Cynthia Yang (楊欣慈), deputy secretary-general of the Here I Stand Project, told a news conference in Taipei that she received a telephone call on Saturday night from a woman who said she worked at Eslite’s marketing department.
The woman asked Yang if she wanted to participate in an opinion survey the company is conducting among its customers.
From left, Taiwan Statebuilding Party Taipei chapter convener Wu Hsin-tai, Here I Stand Project deputy secretary-general Cynthia Yang and Taiwan Statebuilding Party secretary-general Wang Hsing-huan attend a news conference in Taipei yesterday.

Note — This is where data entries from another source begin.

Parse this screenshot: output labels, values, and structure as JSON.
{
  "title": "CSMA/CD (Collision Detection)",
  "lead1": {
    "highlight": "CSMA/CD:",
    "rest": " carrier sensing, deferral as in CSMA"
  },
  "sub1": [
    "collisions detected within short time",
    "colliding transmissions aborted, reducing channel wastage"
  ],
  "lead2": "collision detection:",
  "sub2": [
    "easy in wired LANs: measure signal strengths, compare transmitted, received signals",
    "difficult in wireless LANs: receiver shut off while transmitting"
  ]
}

Photo: Chen Yu-fu, Taipei Times
She also said that the book If China Attacks (阿共打來怎麼辦), which Yang bought from Eslite’s online site in February, contains “inappropriate” content.
Yang agreed to participate in the survey and prepared to record the conversation.

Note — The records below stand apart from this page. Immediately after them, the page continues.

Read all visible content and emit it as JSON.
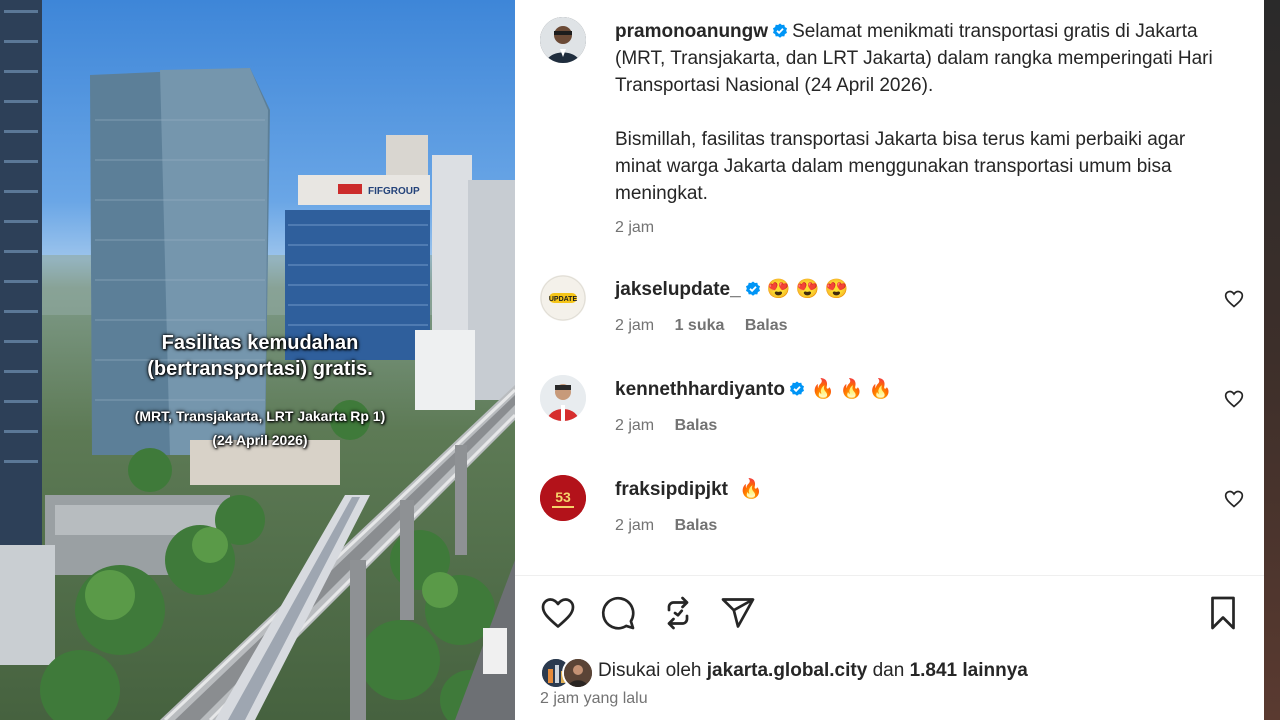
{
  "media": {
    "caption_line1": "Fasilitas kemudahan",
    "caption_line2": "(bertransportasi) gratis.",
    "caption_line3": "(MRT, Transjakarta, LRT Jakarta Rp 1)",
    "caption_line4": "(24 April 2026)",
    "building_sign": "FIFGROUP"
  },
  "post": {
    "author": "pramonoanungw",
    "caption_para1": "Selamat menikmati transportasi gratis di Jakarta (MRT, Transjakarta, dan LRT Jakarta) dalam rangka memperingati Hari Transportasi Nasional (24 April 2026).",
    "caption_para2": "Bismillah, fasilitas transportasi Jakarta bisa terus kami perbaiki agar minat warga Jakarta dalam menggunakan transportasi umum bisa meningkat.",
    "time": "2 jam"
  },
  "comments": [
    {
      "username": "jakselupdate_",
      "emoji": "😍 😍 😍",
      "time": "2 jam",
      "likes": "1 suka",
      "reply": "Balas",
      "avatar_text": "UPDATE"
    },
    {
      "username": "kennethhardiyanto",
      "emoji": "🔥 🔥 🔥",
      "time": "2 jam",
      "reply": "Balas"
    },
    {
      "username": "fraksipdipjkt",
      "emoji": "🔥",
      "time": "2 jam",
      "reply": "Balas",
      "avatar_text": "53"
    }
  ],
  "actions": {
    "like": "heart-icon",
    "comment": "comment-icon",
    "repost": "repost-icon",
    "share": "send-icon",
    "save": "bookmark-icon"
  },
  "likes": {
    "prefix": "Disukai oleh",
    "user": "jakarta.global.city",
    "connector": "dan",
    "count": "1.841 lainnya"
  },
  "timeago": "2 jam yang lalu",
  "colors": {
    "verified": "#0095f6",
    "text": "#262626",
    "secondary": "#737373"
  }
}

A man, who also identified himself as Eslite staff, but seemed to have an accent unlike Taiwanese, called 10 minutes later to conduct the survey, Yang said.
The man had no intention of concealing his position and said “the Chinese military’s capabilities are strong, so there is no way Taiwan can win a war,” Yang said.
He repeatedly said that “the US will not help,” “Taiwanese soldiers are afraid to fight,” “the Chinese Nationalist Party [KMT] is better” and “unification with Taiwan is inevitable,” she said.
The man also did not know that Taichung is a city in Taiwan, she added.
Yang said she told him that “people who bought the book will not be brainwashed by you.”
“This was not a scam call, but a call to wage cognitive warfare,” she told the news conference.
She asked how the callers knew what book she had purchased and demanded an explanation from Eslite.
Taiwan Statebuilding Party secretary-general Wang Hsing-huan (王興煥) said the personal information of Eslite customers might have been leaked and used by China to conduct cognitive warfare against Taiwan.
Information security is a national security issue, so the Ministry of Digital Affairs should shoulder the responsibility for this incident, he said.
China is using telephone polls to spread conspiracies and rumors, such as that the military is not strong enough to repel a Chinese attack, and that the KMT would bring peace while the Democratic Progressive Party would bring conflict, he said.
The government should take the issue seriously, as China is targeting specific Taiwanese with these calls, he said.
Wu Hsin-tai (吳欣岱), convener of the party’s Taipei chapter, urged government agencies to curb Chinese propaganda.
Eslite yesterday on its Web site said that it would continue to boost its information security and regularly provide reminders about fraud to its readers.